An interview with Professor Simon Croft

Simon Croft, Professor of Parasitology at the London School of Hygiene and Tropical Medicine, has been involved in visceral leishmaniasis research for 38 years. Prof Croft has been instrumental in setting up the IDDO’s visceral leishmaniasis data platform, including serving as the Chair of its Scientific Advisory Committee for two years and delivering the platform’s Research Agenda with the VL research community. Here he tells us about his career, development of the platform, and why it will be crucial for future research in visceral leishmaniasis.    

Photo of Simon Croft


Tell us about your career and research in visceral leishmaniasis

I have had a long career with visceral leishmaniasis (VL), I first started working on discovery and development of new drugs for VL in 1981. During that time, I have worked at the London School of Hygiene and Tropical Medicine, as well as the Wellcome Foundation in the UK. I was also the first Research and Development Director of DNDi, the Drugs for Neglected Diseases Initiative. Throughout that time, I have had a strong interest and commitment to bring new treatments to patients. I have been successful in some ways – I was part of the teams that discovered and developed miltefosine and liposomal amphotericin B. It has been very interesting to see how they have been used, and sometimes misused, in the treatment of this disease.


What led to your involvement in the IDDO’s VL platform?

I started talking with IDDO’s Director Philippe Guérin, about three years ago on the idea of having a proper archive for all the clinical studies that have been done on VL. I have a good understanding of the types of VL clinical studies that have been conducted over the years across Europe, South and Central America, East Africa and in the Indian sub-continent.


What are your reflections on the value of the IDDO VL data-sharing model?
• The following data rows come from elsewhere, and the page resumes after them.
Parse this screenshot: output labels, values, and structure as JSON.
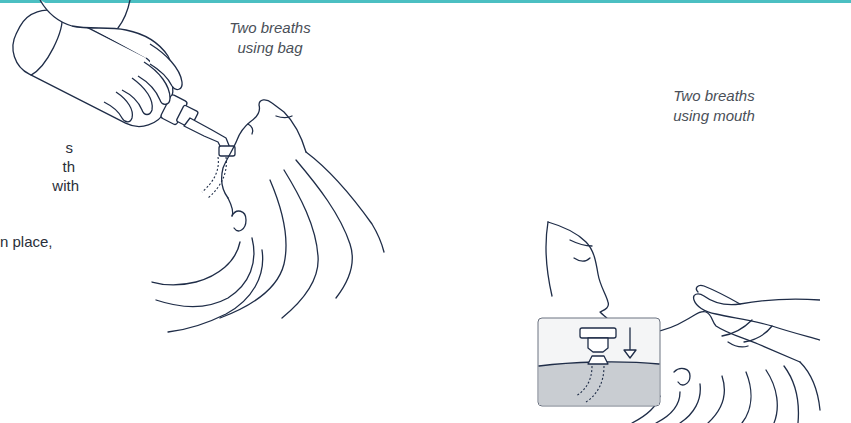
{
  "diagram": {
    "labels": [
      "Two breaths using bag",
      "Two breaths using mouth",
      "s",
      "th",
      "with",
      "n place,"
    ]
  }
}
In terms of data management, I think the collection and archiving of the data is essential due to the range of clinical studies that have been conducted worldwide. The studies have not actually been properly compared in terms of their outcomes, the standard drugs that are being used to compare with, and the types of populations – whether they have been adults, or children. The studies have also looked at all the different forms of visceral leishmaniasis including cutaneous leishmaniasis, post Kala-azar dermal leishmaniasis and HIV and visceral leishmaniasis. It is only through collecting all the data together that the ability of the community to analyse and make meaningful inferences about the data will be possible.

On the ethical front, for me this is linked to governance. Governance is about inclusion of all stakeholders. IDDO has centrally addressed this by including members on its scientific advisory committee from all the different endemic areas. There is also a strong imperative to ensure that all the studies are archived to the best possible ethical values.


What are your thoughts on what the VL platform has achieved so far?

I think the first achievement has been the development of a research agenda, which sets out the priorities of what can be collected from these archives, what can be analysed, what outcomes can be achieved through the analysis, and most importantly how the analysis can be used to improve further clinical studies and identify where the big gaps are in our knowledge.

I think the inclusion of members of the advisory committee and also stakeholders in the development of this research agenda has been essential to building up the research community and ensuring they are invested and engaged in the purpose and outcomes of the data platform.  


What do you think the future benefits will be of the VL data platform and how can it serve the wider community?

The most important, immediate issue is that for the first time in history there are six candidate drugs coming through the pipeline, three from DNDi, one from Novartis, and two from a GlaxoSmithKline/University of Dundee partnership. As these are new drugs they can hopefully be oral, be safer than previous drugs and it is essential that a platform and archiving system is already prepared so the data from these new drugs can immediately be used to compare the responses of patients, in the different regions, against the different forms of visceral leishmaniasis to the present drugs.

The second issue is that we know people in the future will want to publish in high impact journals. For this there has to be a record of where the data is archived. This will enable clinicians to have a direct archiving and numbering facility which they can refer to in their publications.